Film Guru Bangsa Tjokroaminoto (Sumber gambar: Picklock Production/Yayasan Keluarga Besar HOS Tjokroaminoto)

Hypereport Kemerdekaan: Belajar Perjuangan Lewat Gagasan dari Film Guru Bangsa Tjokroaminoto

17 August 2023   |   12:30 WIB
Image
Yudi Supriyanto Jurnalis Hypeabis.id

Religius, nasionalis, dan sosialis dapat terlihat begitu menyatu pada diri Tjokroaminoto dalam film Guru Bangsa Tjokroaminoto (2015) garapan sutradara Garin Nugroho. Sang peracik sinema itu mampu menampilkan pesan dan visual kemerdekaan yang apik tanpa aksi peperangan. 

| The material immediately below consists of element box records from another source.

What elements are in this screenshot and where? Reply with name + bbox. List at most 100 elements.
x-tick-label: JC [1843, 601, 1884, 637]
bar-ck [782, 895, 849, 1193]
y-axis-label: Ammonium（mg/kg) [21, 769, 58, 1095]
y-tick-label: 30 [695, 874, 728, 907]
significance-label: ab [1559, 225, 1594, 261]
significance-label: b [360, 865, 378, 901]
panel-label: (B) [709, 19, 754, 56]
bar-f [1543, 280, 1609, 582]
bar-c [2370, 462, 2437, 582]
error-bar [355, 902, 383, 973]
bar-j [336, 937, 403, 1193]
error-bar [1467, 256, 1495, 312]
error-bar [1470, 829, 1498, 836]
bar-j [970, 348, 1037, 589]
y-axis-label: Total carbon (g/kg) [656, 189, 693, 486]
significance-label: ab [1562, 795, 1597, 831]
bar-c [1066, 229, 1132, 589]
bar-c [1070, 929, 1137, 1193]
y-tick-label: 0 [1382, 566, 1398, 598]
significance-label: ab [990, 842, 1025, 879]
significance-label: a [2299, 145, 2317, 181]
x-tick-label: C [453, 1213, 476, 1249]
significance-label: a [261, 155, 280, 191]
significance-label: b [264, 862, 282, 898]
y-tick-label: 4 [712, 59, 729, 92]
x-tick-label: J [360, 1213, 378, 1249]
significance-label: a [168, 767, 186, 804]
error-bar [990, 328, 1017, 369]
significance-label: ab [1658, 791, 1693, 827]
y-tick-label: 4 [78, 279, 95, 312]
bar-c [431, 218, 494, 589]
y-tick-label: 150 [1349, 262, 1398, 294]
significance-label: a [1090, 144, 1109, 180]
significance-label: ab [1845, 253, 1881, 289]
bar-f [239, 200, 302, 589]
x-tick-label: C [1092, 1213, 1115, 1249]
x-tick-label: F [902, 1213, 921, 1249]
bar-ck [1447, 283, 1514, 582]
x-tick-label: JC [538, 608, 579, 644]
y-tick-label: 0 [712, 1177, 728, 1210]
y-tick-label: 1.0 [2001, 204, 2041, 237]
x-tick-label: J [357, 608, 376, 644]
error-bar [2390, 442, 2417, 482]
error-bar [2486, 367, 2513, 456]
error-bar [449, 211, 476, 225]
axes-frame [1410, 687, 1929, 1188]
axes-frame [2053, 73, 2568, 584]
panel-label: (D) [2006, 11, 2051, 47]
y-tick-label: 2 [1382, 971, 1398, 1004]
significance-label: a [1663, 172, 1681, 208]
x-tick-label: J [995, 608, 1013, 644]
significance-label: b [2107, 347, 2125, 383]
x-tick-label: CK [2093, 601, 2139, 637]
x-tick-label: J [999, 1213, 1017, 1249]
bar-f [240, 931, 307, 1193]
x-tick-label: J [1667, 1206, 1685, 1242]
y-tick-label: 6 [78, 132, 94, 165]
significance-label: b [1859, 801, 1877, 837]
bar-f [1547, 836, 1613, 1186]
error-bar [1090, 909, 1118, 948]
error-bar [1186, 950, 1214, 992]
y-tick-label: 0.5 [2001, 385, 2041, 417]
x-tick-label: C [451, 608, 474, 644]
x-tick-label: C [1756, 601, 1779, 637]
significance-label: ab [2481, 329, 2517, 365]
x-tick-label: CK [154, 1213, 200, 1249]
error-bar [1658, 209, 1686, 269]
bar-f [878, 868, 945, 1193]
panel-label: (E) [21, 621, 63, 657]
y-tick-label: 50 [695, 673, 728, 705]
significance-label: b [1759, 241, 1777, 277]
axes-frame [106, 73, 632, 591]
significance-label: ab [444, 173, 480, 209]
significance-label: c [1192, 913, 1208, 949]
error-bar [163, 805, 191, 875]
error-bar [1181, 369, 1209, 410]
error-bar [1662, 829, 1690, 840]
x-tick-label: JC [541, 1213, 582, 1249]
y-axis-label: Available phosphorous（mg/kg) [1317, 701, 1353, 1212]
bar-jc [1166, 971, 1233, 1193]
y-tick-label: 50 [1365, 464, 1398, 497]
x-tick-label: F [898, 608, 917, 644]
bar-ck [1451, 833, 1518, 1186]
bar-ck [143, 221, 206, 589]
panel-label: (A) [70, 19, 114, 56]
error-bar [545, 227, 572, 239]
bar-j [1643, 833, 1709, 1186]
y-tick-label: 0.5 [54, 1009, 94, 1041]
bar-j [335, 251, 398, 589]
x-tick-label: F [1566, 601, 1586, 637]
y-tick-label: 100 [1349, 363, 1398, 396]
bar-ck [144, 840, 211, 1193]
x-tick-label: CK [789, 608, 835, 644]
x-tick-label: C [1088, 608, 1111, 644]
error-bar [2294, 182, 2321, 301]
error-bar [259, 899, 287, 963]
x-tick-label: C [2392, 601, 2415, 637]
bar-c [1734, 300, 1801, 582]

Film Guru Bangsa Tjokroaminoto rasanya tepat menjadi film yang patut ditonton oleh para generasi muda saat ini. ide-ide dan gagasan tentang kemerdekaan yang dimiliki oleh sang pejuang begitu kuat tersaji dalam film bergenre drama tersebut. 

Garin menyajikan alur cerita maju dan mundur. Pertama-tama, penonton akan menemukan Tjokroaminoto tengah diinterogasi di sebuah penjara oleh seorang dari Belanda dan juga pendatang dari Yaman yang memilih setia sebagai bagian dari kerajaan asing. Dari adegan awal itu, kita dapat mengenal seperti apa kepribadian tokoh bangsa itu. Dia tidak kenal takut.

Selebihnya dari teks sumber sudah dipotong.